Schopenhauer (MVR2:613-614) – o importante papel da relação sexual

A tudo isto corresponde o importante papel que a relação sexual desempenha no mundo humano, no qual é propriamente o invisível ponto central de qualquer ação e conduta, transparecendo em toda parte, apesar de todos os véus jogados sobre ela. É a causa da guerra e o objetivo da paz, o fundamento dos assuntos sérios e o alvo dos gracejos, a inesgotável fonte dos ditos espirituosos, a chave de todas as alusões e o sentido de todo sinal secreto, de toda proposta tácita e de todo olhar furtivo, é a divagação e aspiração diária do jovem e amiúde também do velho, o pensamento diário do impudico e a constantemente repetida fantasia do pudico mesmo contra a sua vontade, o estofo sempre pronto para o gracejo, justamente porque a mais profunda seriedade jaz em seu fundamento. O lado picante e zombeteiro do mundo é justamente que o principal assunto de todas as pessoas seja secretamente perseguido e ostensivamente ignorado tanto quanto possível. Mas, de fato, vê-se a todo instante esse impulso colocar-se como o verdadeiro e hereditário senhor do mundo, unicamente pela sua onipotência, sentado sobre seu trono ancestral e, com olhar sarcástico, de lá rir das medidas que se toma para domá-lo, encarcerá-lo, ao menos limitá-lo, e se possível ocultá-lo ao máximo, ou dominá-lo de tal modo que apareça apenas como uma totalmente subordinada e secundária questão da vida. — Porém, tudo isso concorda com o fato de o impulso sexual ser o núcleo da Vontade de vida, consequentemente, a concentração de todo querer; por isso mesmo é que no texto eu chamei os genitais de foco da vontade. Sim, pode-se dizer que o ser humano é impulso sexual concretizado em corpo; pois seu nascimento é um ato de copulação, e o desejo de seus desejos é ainda um ato de copulação, e esse impulso apenas perpetua e dá coesão a toda a sua aparência. A Vontade de vida exterioriza-se antes de tudo como esforço de conservação do indivíduo; todavia, isso é somente um estágio no esforço de conservação da espécie, esforço este que tem de ser mais impetuoso na medida em que a vida da espécie supera a do indivíduo em [613] duração, extensão e valor. Eis por que o impulso sexual [II 587] é a mais perfeita exteriorização da Vontade de vida, o seu tipo mais característico: e isso está perfeitamente de acordo seja com o fato de a origem dos indivíduos se dar a partir dele quanto por ele possuir o primado sobre todos os outros desejos do humano natural.

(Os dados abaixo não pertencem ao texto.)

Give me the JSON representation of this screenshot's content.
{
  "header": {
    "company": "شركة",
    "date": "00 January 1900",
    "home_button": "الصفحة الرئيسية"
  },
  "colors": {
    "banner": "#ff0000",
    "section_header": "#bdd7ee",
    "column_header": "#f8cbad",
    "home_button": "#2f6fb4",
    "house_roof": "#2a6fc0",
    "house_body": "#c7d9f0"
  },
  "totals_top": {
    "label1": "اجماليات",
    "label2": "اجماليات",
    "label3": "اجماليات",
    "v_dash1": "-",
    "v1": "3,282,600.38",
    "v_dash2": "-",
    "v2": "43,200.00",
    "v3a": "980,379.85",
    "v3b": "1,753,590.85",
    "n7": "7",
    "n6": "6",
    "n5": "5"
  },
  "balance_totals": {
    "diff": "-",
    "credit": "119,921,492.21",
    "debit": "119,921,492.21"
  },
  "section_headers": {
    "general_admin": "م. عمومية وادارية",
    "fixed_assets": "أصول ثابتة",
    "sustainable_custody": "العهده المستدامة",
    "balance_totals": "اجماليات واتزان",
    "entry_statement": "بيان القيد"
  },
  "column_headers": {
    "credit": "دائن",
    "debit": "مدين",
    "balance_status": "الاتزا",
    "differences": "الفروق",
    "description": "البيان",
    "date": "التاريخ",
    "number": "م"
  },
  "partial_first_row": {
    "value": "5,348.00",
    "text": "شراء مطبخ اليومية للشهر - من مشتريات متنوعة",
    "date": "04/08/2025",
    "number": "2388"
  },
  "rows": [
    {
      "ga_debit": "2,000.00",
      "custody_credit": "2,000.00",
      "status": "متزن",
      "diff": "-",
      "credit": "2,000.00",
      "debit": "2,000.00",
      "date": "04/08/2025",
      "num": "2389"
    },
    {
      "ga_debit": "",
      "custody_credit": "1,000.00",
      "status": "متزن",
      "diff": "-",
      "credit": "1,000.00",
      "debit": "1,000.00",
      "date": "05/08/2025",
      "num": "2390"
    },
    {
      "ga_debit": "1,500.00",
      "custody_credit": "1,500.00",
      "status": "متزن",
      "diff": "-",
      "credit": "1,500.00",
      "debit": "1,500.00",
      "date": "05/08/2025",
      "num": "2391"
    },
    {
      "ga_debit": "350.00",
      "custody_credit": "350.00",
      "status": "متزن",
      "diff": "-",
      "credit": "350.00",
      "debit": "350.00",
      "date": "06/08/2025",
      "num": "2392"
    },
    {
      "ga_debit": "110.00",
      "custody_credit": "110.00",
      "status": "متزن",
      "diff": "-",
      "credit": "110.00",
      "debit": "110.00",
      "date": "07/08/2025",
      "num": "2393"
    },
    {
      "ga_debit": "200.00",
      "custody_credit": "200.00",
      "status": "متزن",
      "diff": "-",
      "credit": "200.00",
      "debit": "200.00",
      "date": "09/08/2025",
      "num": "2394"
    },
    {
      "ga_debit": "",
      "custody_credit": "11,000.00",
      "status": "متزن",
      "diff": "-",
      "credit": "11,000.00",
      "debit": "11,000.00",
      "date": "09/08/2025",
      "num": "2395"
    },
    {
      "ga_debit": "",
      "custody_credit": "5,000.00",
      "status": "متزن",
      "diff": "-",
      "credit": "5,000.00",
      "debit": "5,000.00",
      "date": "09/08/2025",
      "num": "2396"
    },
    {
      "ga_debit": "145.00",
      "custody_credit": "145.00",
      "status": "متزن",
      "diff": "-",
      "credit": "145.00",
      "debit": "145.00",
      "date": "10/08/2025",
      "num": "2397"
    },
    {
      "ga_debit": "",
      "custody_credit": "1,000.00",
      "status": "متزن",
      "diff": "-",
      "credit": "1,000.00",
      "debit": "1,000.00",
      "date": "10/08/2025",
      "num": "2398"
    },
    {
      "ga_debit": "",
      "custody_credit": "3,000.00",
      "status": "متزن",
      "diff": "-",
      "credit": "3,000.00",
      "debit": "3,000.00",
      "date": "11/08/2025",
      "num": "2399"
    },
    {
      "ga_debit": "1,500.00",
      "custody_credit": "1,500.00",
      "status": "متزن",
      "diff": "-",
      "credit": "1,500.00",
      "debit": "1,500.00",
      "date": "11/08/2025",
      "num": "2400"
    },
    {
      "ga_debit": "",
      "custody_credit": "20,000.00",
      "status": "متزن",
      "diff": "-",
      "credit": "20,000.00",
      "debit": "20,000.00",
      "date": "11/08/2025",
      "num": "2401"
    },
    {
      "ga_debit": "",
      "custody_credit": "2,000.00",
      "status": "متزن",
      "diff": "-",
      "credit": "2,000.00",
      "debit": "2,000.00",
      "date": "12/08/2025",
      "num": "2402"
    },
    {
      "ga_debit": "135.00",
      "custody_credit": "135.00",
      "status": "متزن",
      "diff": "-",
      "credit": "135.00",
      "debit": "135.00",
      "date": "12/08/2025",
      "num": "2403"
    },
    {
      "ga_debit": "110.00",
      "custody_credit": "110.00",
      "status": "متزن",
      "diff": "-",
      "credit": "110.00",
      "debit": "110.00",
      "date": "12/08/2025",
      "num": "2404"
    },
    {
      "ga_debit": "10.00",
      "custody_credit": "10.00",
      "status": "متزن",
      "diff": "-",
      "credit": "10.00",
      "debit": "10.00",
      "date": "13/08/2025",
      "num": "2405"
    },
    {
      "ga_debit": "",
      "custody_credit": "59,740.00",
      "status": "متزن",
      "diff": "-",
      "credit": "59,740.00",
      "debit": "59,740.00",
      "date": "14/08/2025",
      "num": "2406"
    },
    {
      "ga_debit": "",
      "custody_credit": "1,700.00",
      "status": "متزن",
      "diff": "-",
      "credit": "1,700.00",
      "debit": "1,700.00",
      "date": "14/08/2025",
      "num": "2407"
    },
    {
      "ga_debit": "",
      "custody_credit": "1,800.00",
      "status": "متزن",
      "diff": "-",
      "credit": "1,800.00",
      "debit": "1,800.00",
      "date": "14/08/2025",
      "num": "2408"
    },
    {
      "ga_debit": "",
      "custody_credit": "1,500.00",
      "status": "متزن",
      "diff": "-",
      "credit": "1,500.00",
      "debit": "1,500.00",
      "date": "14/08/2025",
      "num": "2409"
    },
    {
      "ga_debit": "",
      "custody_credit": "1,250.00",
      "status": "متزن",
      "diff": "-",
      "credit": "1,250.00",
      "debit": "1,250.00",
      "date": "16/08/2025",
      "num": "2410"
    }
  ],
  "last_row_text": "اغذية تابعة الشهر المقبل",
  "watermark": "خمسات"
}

[…] Assim como o impulso sexual é o mais veemente dos apetites, o desejo dos desejos, a concentração de todo nosso querer e, portanto, a sua satisfação que corresponda exatamente ao desejo individual de alguém dirigido a um indivíduo determinado é o auge e coroamento da sua felicidade, o fim último dos seus esforços naturais, satisfação cujo alcançamento lhe é semelhante a tudo ter alcançado e cuja perda lhe é semelhante a tudo ter perdido; — também, como correlato fisiológico disso encontramos, na vontade objetivada, logo, no organismo humano, o esperma como a secreção das secreções, a quintessência de todos os sucos, o resultado final de todas as funções orgânicas, e nisto, ademais, temos uma prova renovada de que o corpo é apenas a objetidade da vontade, isto é, da vontade mesma sob a forma da representação.